Una preghiera più calda
Inserito il 21 Novembre 2018 alle ore 18:55 da Don Gianni AntoniazziCon tutta probabilità cambia la preghiera del Padre nostro: non diremo più “non ci indurre in tentazione” ma non ci “abbandonare alla tentazione”. Un po’ di fatica ma ne vale la pena.
Il Padre nostro non è un’esortazione perché Dio ci ubbidisca, ma fa memoria di quel che Dio già compie per noi. È una preghiera memorativa. Agostino, padre della Chiesa del IV secolo, ripeteva poi che il testo è problematico e richiede una riflessione profonda. Quando però si ama una persona non è difficile capirsi. Anche i passaggi più faticosi diventano chiari. Quando invece il cuore è lontano dall’altro si litiga su tutto, anche sulle frasi più banali.
La preghiera del Padre Nostro diventa chiara quando si ama il Gesù dei Vangeli. Quanto invece alla traduzione, è un altro paio di maniche: non è facile tradurre il testo originale nella nostra lingua. Da una parte le parole del Padre Nostro sono molto ricche, dall’altra la lingua italiana è viva e cambia col tempo. Per anni abbiamo detto “non ci indurre in tentazione”. Qualcuno avrà pensato: «Può Dio Padre “indurci” in tentazione? Può ingannare i suoi figli?» Certo che no.

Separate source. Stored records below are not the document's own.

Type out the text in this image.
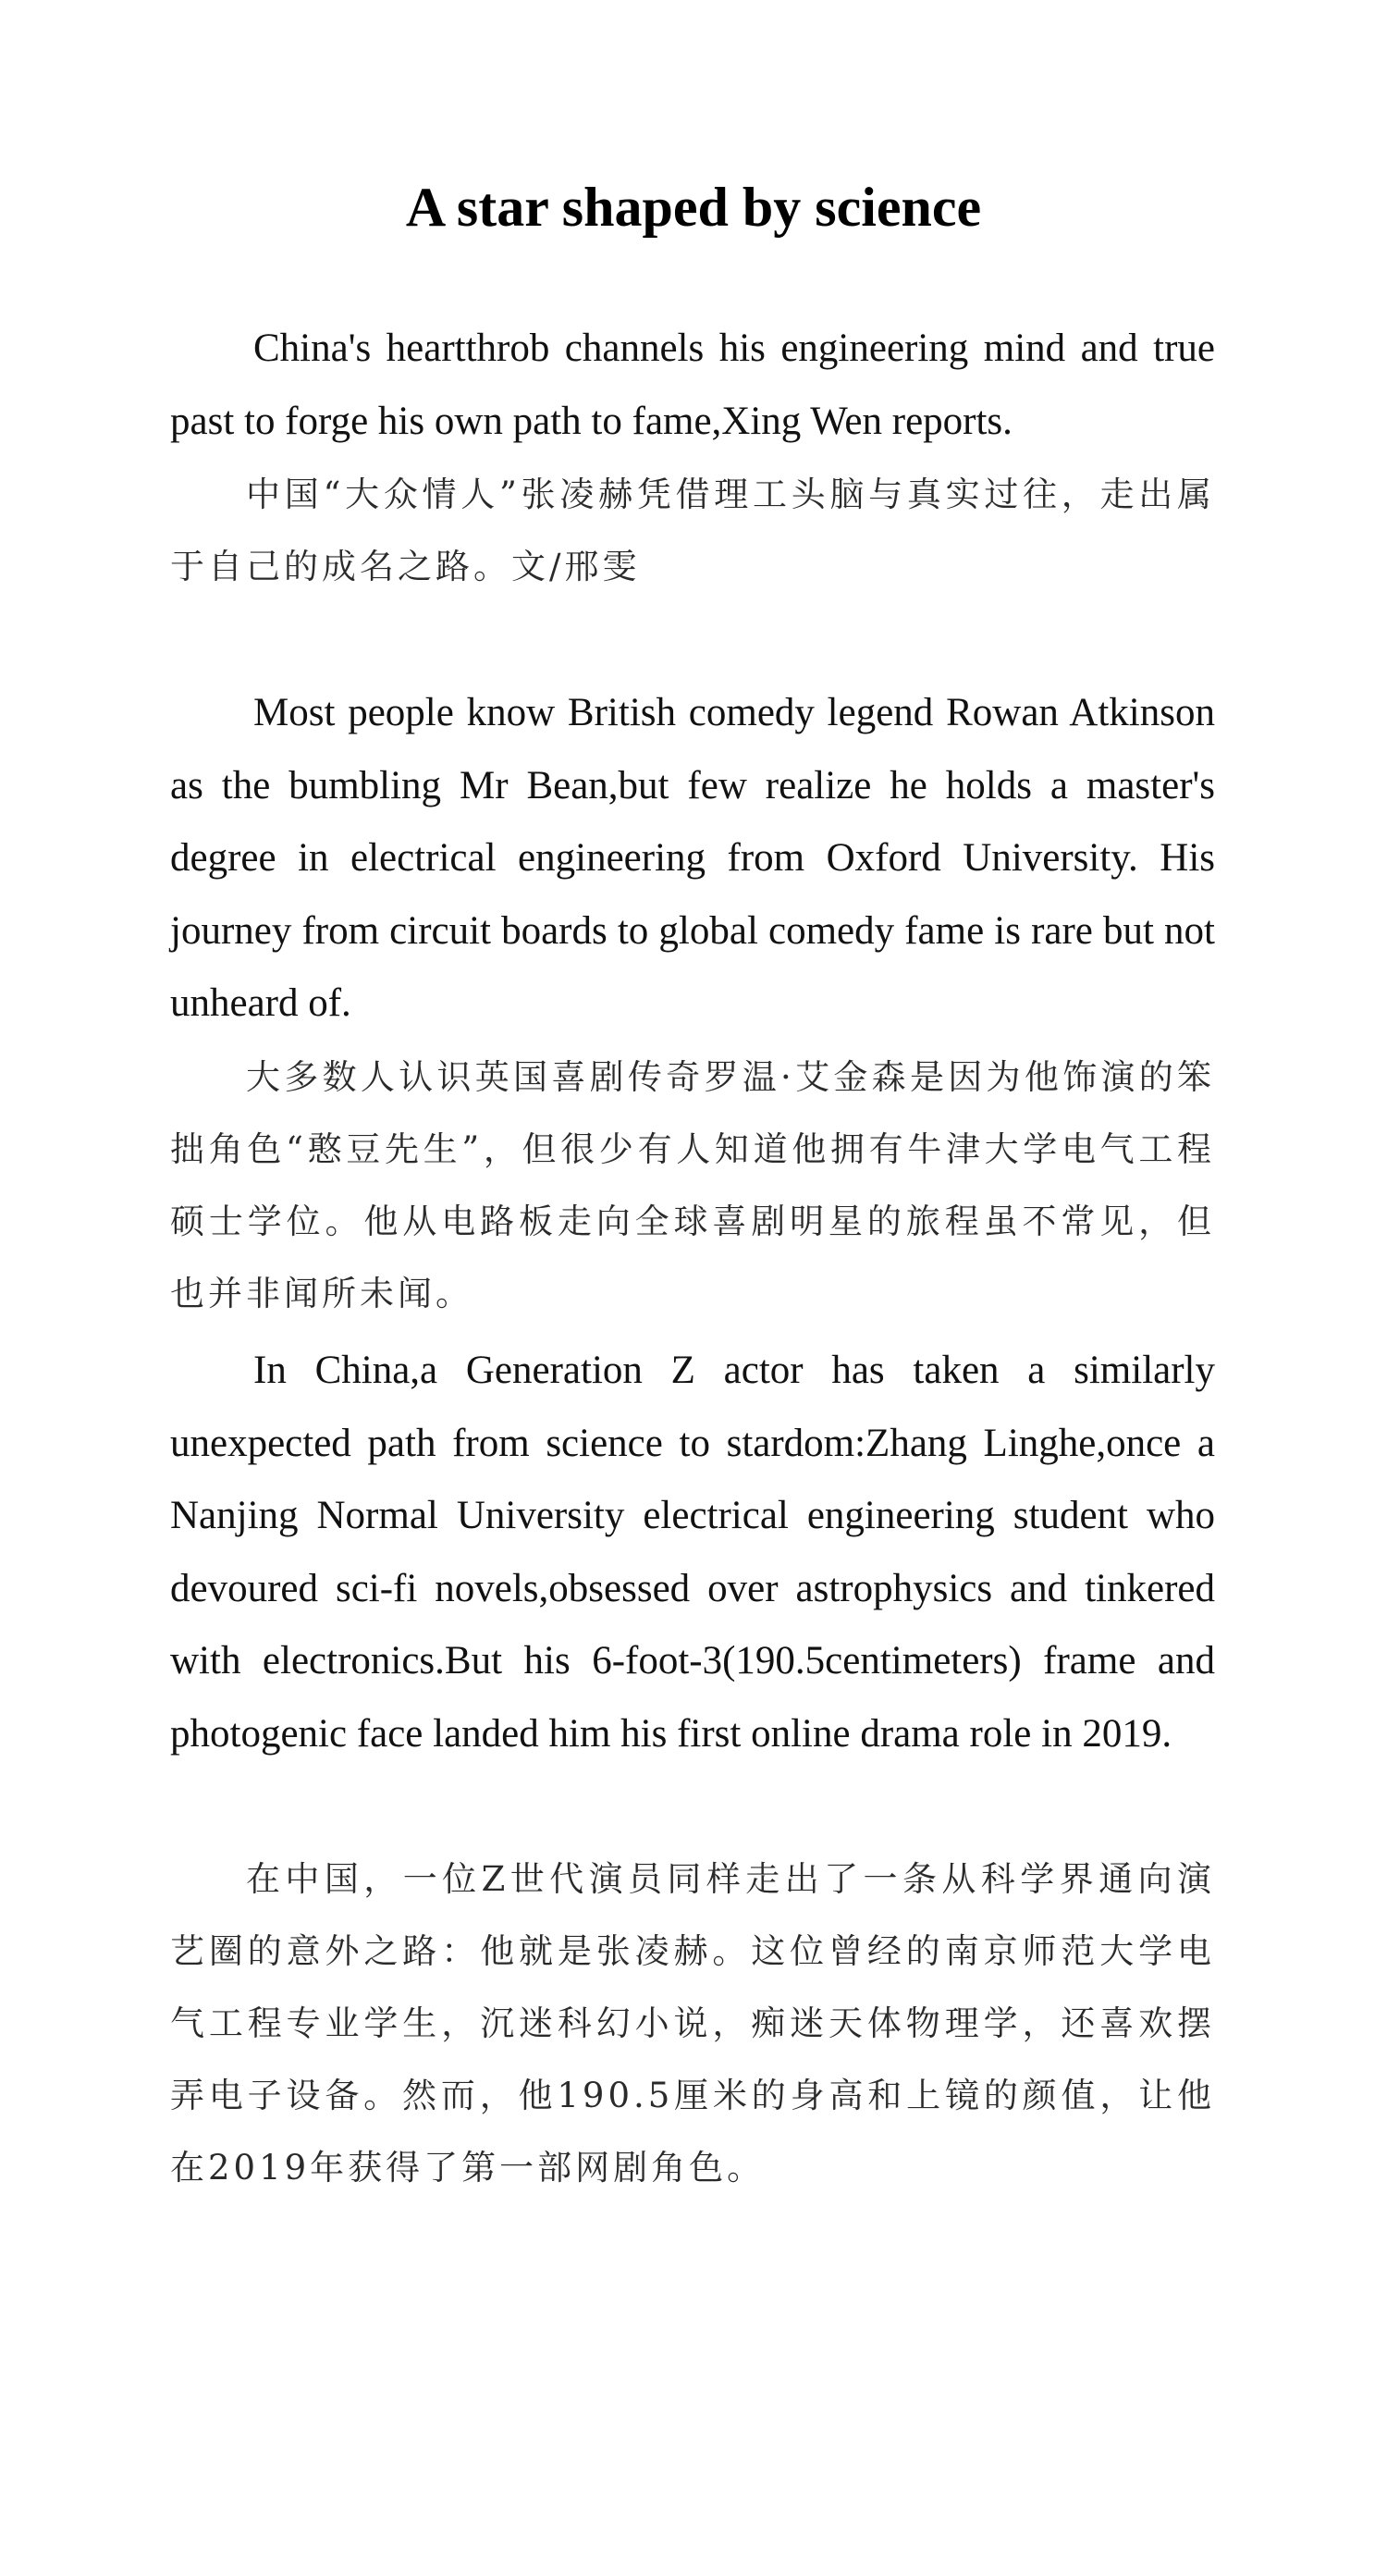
A star shaped by science

China's heartthrob channels his engineering mind and true past to forge his own path to fame,Xing Wen reports.

中国“大众情人”张凌赫凭借理工头脑与真实过往，走出属于自己的成名之路。文/邢雯

Most people know British comedy legend Rowan Atkinson as the bumbling Mr Bean,but few realize he holds a master's degree in electrical engineering from Oxford University. His journey from circuit boards to global comedy fame is rare but not unheard of.

大多数人认识英国喜剧传奇罗温·艾金森是因为他饰演的笨拙角色“憨豆先生”，但很少有人知道他拥有牛津大学电气工程硕士学位。他从电路板走向全球喜剧明星的旅程虽不常见，但也并非闻所未闻。

In China,a Generation Z actor has taken a similarly unexpected path from science to stardom:Zhang Linghe,once a Nanjing Normal University electrical engineering student who devoured sci-fi novels,obsessed over astrophysics and tinkered with electronics.But his 6-foot-3(190.5centimeters) frame and photogenic face landed him his first online drama role in 2019.

在中国，一位Z世代演员同样走出了一条从科学界通向演艺圈的意外之路：他就是张凌赫。这位曾经的南京师范大学电气工程专业学生，沉迷科幻小说，痴迷天体物理学，还喜欢摆弄电子设备。然而，他190.5厘米的身高和上镜的颜值，让他在2019年获得了第一部网剧角色。
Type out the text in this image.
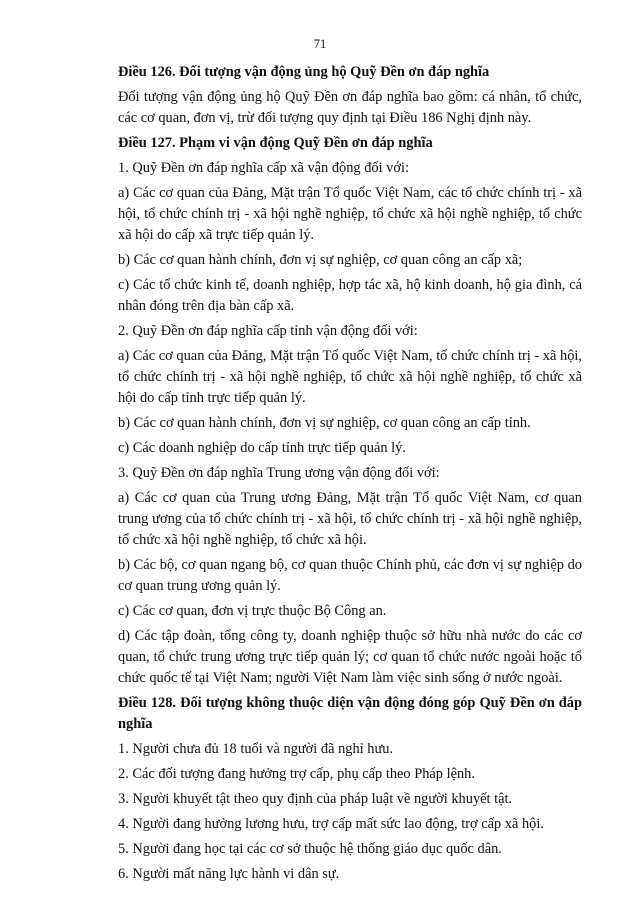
71

Điều 126. Đối tượng vận động ủng hộ Quỹ Đền ơn đáp nghĩa

Đối tượng vận động ủng hộ Quỹ Đền ơn đáp nghĩa bao gồm: cá nhân, tổ chức, các cơ quan, đơn vị, trừ đối tượng quy định tại Điều 186 Nghị định này.

Điều 127. Phạm vi vận động Quỹ Đền ơn đáp nghĩa

1. Quỹ Đền ơn đáp nghĩa cấp xã vận động đối với:

a) Các cơ quan của Đảng, Mặt trận Tổ quốc Việt Nam, các tổ chức chính trị - xã hội, tổ chức chính trị - xã hội nghề nghiệp, tổ chức xã hội nghề nghiệp, tổ chức xã hội do cấp xã trực tiếp quản lý.

b) Các cơ quan hành chính, đơn vị sự nghiệp, cơ quan công an cấp xã;

c) Các tổ chức kinh tế, doanh nghiệp, hợp tác xã, hộ kinh doanh, hộ gia đình, cá nhân đóng trên địa bàn cấp xã.

2. Quỹ Đền ơn đáp nghĩa cấp tỉnh vận động đối với:

a) Các cơ quan của Đảng, Mặt trận Tổ quốc Việt Nam, tổ chức chính trị - xã hội, tổ chức chính trị - xã hội nghề nghiệp, tổ chức xã hội nghề nghiệp, tổ chức xã hội do cấp tỉnh trực tiếp quản lý.

b) Các cơ quan hành chính, đơn vị sự nghiệp, cơ quan công an cấp tỉnh.

c) Các doanh nghiệp do cấp tỉnh trực tiếp quản lý.

3. Quỹ Đền ơn đáp nghĩa Trung ương vận động đối với:

a) Các cơ quan của Trung ương Đảng, Mặt trận Tổ quốc Việt Nam, cơ quan trung ương của tổ chức chính trị - xã hội, tổ chức chính trị - xã hội nghề nghiệp, tổ chức xã hội nghề nghiệp, tổ chức xã hội.

b) Các bộ, cơ quan ngang bộ, cơ quan thuộc Chính phủ, các đơn vị sự nghiệp do cơ quan trung ương quản lý.

c) Các cơ quan, đơn vị trực thuộc Bộ Công an.

d) Các tập đoàn, tổng công ty, doanh nghiệp thuộc sở hữu nhà nước do các cơ quan, tổ chức trung ương trực tiếp quản lý; cơ quan tổ chức nước ngoài hoặc tổ chức quốc tế tại Việt Nam; người Việt Nam làm việc sinh sống ở nước ngoài.

Điều 128. Đối tượng không thuộc diện vận động đóng góp Quỹ Đền ơn đáp nghĩa

1. Người chưa đủ 18 tuổi và người đã nghỉ hưu.

2. Các đối tượng đang hưởng trợ cấp, phụ cấp theo Pháp lệnh.

3. Người khuyết tật theo quy định của pháp luật về người khuyết tật.

4. Người đang hưởng lương hưu, trợ cấp mất sức lao động, trợ cấp xã hội.

5. Người đang học tại các cơ sở thuộc hệ thống giáo dục quốc dân.

6. Người mất năng lực hành vi dân sự.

E per questo, anni fa, la conferenza episcopale ha trovato più opportuna la traduzione: «Non abbandonarci alla tentazione». È una traduzione più dolce e simpatica. Non è però una concessione al politicamente corretto. È un modo legittimo di tradurre il senso del testo. Sarà la nostra nuova formula e col tempo ci abitueremo a pronunciarla, perché anche l’orecchio con i suoi suoni avrà bisogno di educarsi.
Per una volta scrivo il testo: καὶ {e} μὴ {non} εἰσενέγκῃς {esporre o abbandonare} ἡμᾶς {noi} εἰς {alla} πειρασμόν {tentazione o prova}, ma qui non sto a fare grammatica. Si sappia che se anche uno continuasse a dire la vecchia formula non pecca di certo, anzi.